A Shrinking Distinction? Card Present vs. Card Not Present

I'll admit to having been over-focused, even somewhat obsessed, on what I've considered to be the high cost difference between card present and card not present transaction rates.  After all, the difference on some interchange tables is over 100 basis points, a full percentage and more of cost.  Even Square employs an up-charge when card data is entered via the keyboard, 3.50% instead of its 2.75%, a 75 basis point delta.  

Ouch.  That has to hurt, right? It has to inhibit e-commerce and mobile transactions?  Based on e-commerce sales this year, not so much.  And there are far bigger accelerants in play.  The CNP problem may not be as big as I'd thought.

To put it into Maslovian terms, the hierarchy of merchant needs does not begin or end with payment cost.  The nearly entire pyramid of need is about increasing sales.  While transaction costs impact cost of goods sold and the price to the customer (bow to Walmart), a method of increasing sales volume comes out ahead of a 30, 40 or even 75 basis point cost, the typical range for many merchant categories.  It's just a few cents on a $100 sale.    

When you're a top e-commerce retailer, those few pennies can add up quickly.  But even  those costs are lost in the noise when compared to merchandise fraud losses.  Unlike their brick-and-mortar card present competitors, e-tailers are not covered for fraud losses simply because the card is not present, a presentation that has long been equivalent to card holder presence.  And while it's rumored that the top dog, Amazon, has managed its fraud down to card present levels, managing those fraud levels matters a whole lot more than the CP v CNP cost delta.

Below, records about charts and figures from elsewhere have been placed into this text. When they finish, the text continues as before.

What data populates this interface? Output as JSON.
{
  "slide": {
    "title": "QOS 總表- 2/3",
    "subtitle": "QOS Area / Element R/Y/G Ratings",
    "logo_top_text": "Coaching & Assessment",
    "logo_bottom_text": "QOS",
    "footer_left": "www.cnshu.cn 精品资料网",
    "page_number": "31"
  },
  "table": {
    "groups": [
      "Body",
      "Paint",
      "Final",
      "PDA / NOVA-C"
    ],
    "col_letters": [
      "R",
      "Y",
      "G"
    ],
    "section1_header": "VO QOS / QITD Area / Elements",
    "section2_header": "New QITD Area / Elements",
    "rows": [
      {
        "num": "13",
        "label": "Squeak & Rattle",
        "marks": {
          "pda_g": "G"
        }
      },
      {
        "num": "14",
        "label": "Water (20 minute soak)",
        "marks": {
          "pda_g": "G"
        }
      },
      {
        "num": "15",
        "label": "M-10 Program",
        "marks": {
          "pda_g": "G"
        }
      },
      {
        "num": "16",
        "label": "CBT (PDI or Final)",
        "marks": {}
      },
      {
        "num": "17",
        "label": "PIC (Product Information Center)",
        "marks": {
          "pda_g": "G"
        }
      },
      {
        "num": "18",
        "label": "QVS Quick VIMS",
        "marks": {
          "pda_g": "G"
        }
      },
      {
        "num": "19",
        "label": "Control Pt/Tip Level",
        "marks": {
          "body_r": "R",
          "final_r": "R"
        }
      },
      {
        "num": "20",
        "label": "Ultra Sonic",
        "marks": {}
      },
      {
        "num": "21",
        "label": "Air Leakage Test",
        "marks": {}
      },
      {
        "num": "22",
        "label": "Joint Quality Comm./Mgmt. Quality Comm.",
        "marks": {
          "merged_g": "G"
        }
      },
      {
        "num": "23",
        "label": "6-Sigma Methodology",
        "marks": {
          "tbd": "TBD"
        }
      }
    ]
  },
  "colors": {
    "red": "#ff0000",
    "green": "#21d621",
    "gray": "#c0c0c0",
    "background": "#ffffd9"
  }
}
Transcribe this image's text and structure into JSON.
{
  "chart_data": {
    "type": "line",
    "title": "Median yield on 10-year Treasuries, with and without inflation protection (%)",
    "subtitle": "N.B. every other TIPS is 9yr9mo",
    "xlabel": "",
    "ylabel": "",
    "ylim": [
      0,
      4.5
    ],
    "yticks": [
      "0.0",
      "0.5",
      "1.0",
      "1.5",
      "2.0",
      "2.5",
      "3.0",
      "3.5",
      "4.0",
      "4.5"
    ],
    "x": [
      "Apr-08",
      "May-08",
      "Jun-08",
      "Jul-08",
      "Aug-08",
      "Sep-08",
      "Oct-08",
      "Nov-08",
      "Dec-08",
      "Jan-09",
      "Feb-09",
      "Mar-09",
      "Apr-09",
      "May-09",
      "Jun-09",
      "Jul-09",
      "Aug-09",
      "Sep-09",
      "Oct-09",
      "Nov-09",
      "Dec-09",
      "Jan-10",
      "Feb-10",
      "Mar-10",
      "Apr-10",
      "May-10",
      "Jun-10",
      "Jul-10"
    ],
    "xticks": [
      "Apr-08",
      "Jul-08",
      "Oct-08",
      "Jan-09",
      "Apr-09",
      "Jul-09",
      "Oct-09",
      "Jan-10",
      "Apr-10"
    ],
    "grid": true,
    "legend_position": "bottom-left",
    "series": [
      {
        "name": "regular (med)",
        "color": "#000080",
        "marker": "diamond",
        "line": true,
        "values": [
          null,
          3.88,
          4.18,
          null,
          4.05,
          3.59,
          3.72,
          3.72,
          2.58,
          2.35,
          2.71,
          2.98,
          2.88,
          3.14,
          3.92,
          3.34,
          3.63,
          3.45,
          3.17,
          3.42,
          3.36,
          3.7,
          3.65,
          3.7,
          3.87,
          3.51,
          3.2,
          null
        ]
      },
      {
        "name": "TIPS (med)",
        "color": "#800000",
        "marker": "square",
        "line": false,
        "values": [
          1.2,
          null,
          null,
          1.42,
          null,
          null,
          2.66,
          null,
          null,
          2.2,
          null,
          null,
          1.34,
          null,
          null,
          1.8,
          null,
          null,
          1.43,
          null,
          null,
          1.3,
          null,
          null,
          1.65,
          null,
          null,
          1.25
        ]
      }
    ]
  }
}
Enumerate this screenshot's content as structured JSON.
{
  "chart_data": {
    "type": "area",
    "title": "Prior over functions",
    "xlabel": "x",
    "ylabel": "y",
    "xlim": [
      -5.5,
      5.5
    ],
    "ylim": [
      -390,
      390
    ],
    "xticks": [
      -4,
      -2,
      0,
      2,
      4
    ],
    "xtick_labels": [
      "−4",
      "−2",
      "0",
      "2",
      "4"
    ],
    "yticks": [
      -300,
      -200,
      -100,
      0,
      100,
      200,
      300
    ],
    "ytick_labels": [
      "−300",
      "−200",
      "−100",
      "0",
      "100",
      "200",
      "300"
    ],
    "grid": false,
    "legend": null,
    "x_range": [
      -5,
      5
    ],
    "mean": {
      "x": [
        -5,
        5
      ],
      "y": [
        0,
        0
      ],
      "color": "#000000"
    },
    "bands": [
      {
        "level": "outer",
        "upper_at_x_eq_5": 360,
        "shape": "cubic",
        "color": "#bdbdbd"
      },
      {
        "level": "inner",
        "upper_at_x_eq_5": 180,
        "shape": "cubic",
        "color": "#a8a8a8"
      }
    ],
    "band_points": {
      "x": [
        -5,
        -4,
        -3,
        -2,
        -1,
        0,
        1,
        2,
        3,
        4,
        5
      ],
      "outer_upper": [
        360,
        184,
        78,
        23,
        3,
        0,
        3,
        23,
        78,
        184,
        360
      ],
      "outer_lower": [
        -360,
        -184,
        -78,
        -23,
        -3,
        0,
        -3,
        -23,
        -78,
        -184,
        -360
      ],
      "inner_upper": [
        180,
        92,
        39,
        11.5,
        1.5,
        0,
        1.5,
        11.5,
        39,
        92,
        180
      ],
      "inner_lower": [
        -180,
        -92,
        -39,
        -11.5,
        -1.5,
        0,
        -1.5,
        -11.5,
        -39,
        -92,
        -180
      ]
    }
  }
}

A lot of innovation and hard work is happening in fraud reduction.  More on that later.

Assuming for the time being that fraud loss management is strong, let's look at the accelerants to increased sales.  A major accelerant is the rise of mobile apps and their use of card-on-file payments.  Despite the fact that these are charged at card-not-present rates, increasing numbers of merchants are more than willing to take on the risks because these apps improve sales.  

Starbucks is, of course, the poster child of that success.  While 25% of its sales are now on its prepaid cards, Starbucks announced at its December 5th investor conference that its mobile channel is now seeing 2.1 million transactions per week from 7 million active mobile users.  Its app not only manages transactions, it supports what Starbucks calls "direct emotional engagement."  Every merchant wants that kind of love.  Mobile apps, when they work well, engender warm feelings if not Starbucks-level passion.  Its integrated Square's mobile payment app, Square Wallet, as yet another mobile payment method to expand that love.

from Starbucks Dec 5 2012 Investor Conference presentation



The convenience of that card-on-file payment, and reload for many, contributes to the appeal.  That's why Dunkin Brands has its own app now for its eponymous Donut shops.  Why Amazon's mobile app is well loved (I'm the only person you'll ever read of who bought a chainsaw at 11 pm from his bed).  And why more brick-and-mortar retailers are looking to apps to drive in-store performance through a either a directly managed card-on-file approach or via a cloud wallet from the likes of PayPal, Google, or Paydiant.

"Direct emotional engagement" trumps a simple piece of plastic.